About this Event
The presentation will focus on a rare clerical description of an epidemic of demonic possession that unfolded in 1839 in the town of Nizhnaia Utkinskaia. The total number of possessed individuals, almost all of whom were women, reached forty-four. In contrast to Roman Catholicism, Russian Orthodoxy had not developed a theology of demonology. Academic theological writing was also relatively new. Father Florovskii's1840 account presents an unusual insight into clerical thinking as well as popular understandings of demonic possession. As had been true for the previous century and a third, clergy and laity associated possession or what they referred to as "shrieking" with witchcraft. Sharing a belief in the real possibility of demonic possession, Father Florovskii and the settlement’s inhabitants participated in a possession drama, interpreting behaviors and signs as indicative of demonic and magical activity which could be overcome by empathetic spiritual means. Such thinking contrasted sharply to that of the secular authorities and medical doctors who in subscribing to the criminal definition of shrieking as fraudulent behavior sought to unmask it.

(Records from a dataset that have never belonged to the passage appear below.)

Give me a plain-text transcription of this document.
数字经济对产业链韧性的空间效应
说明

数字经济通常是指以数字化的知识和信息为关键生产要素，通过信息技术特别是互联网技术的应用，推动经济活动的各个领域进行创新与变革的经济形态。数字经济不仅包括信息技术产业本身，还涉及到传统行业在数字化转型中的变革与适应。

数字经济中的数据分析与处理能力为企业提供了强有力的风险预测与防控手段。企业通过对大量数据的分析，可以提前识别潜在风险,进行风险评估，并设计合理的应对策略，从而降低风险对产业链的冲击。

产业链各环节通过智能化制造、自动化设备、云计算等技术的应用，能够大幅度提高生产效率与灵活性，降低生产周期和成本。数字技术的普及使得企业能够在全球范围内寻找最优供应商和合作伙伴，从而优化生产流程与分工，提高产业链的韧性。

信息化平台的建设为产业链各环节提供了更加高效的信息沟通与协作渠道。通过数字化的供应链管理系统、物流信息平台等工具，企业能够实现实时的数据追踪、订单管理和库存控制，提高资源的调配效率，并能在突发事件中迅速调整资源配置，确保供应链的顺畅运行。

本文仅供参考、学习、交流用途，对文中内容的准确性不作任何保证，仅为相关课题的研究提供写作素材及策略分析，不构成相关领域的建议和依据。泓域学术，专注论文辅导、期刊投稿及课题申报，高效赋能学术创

Christine D. Worobec is Distinguished Research Professor Emeritus of History at Northern Illinois University. She has published widely on nineteenth-century Russian and Ukrainian peasants, women and gender issues, and religious history. Her monographs, Peasant Russia: Family and Community in Post-Emancipation Russia (1991) and Possessed: Women, Witches, and Demons (2001), have both won the Association for Women in Slavic Studies' (AWSS) Heldt Book Prize. Dr. Worobec is also the recipient of the 2008 AWSS Outstanding Achievement Award and the 2017 Association for Slavic, East European, and Eurasian Studies' Distinguished Contributions Award. Her 2020 Witchcraft in Russia and Ukraine, 1000-1900: A Sourcebook, co-edited with Valerie A. Kivelson, received an honorable mention from the 2021 East Slavic Studies Association Book Prize committee. Dr. Worobec continues to conduct research on and write about Orthodox pilgrimages and other religious practices in Ukraine and Russia from 1700 to the present.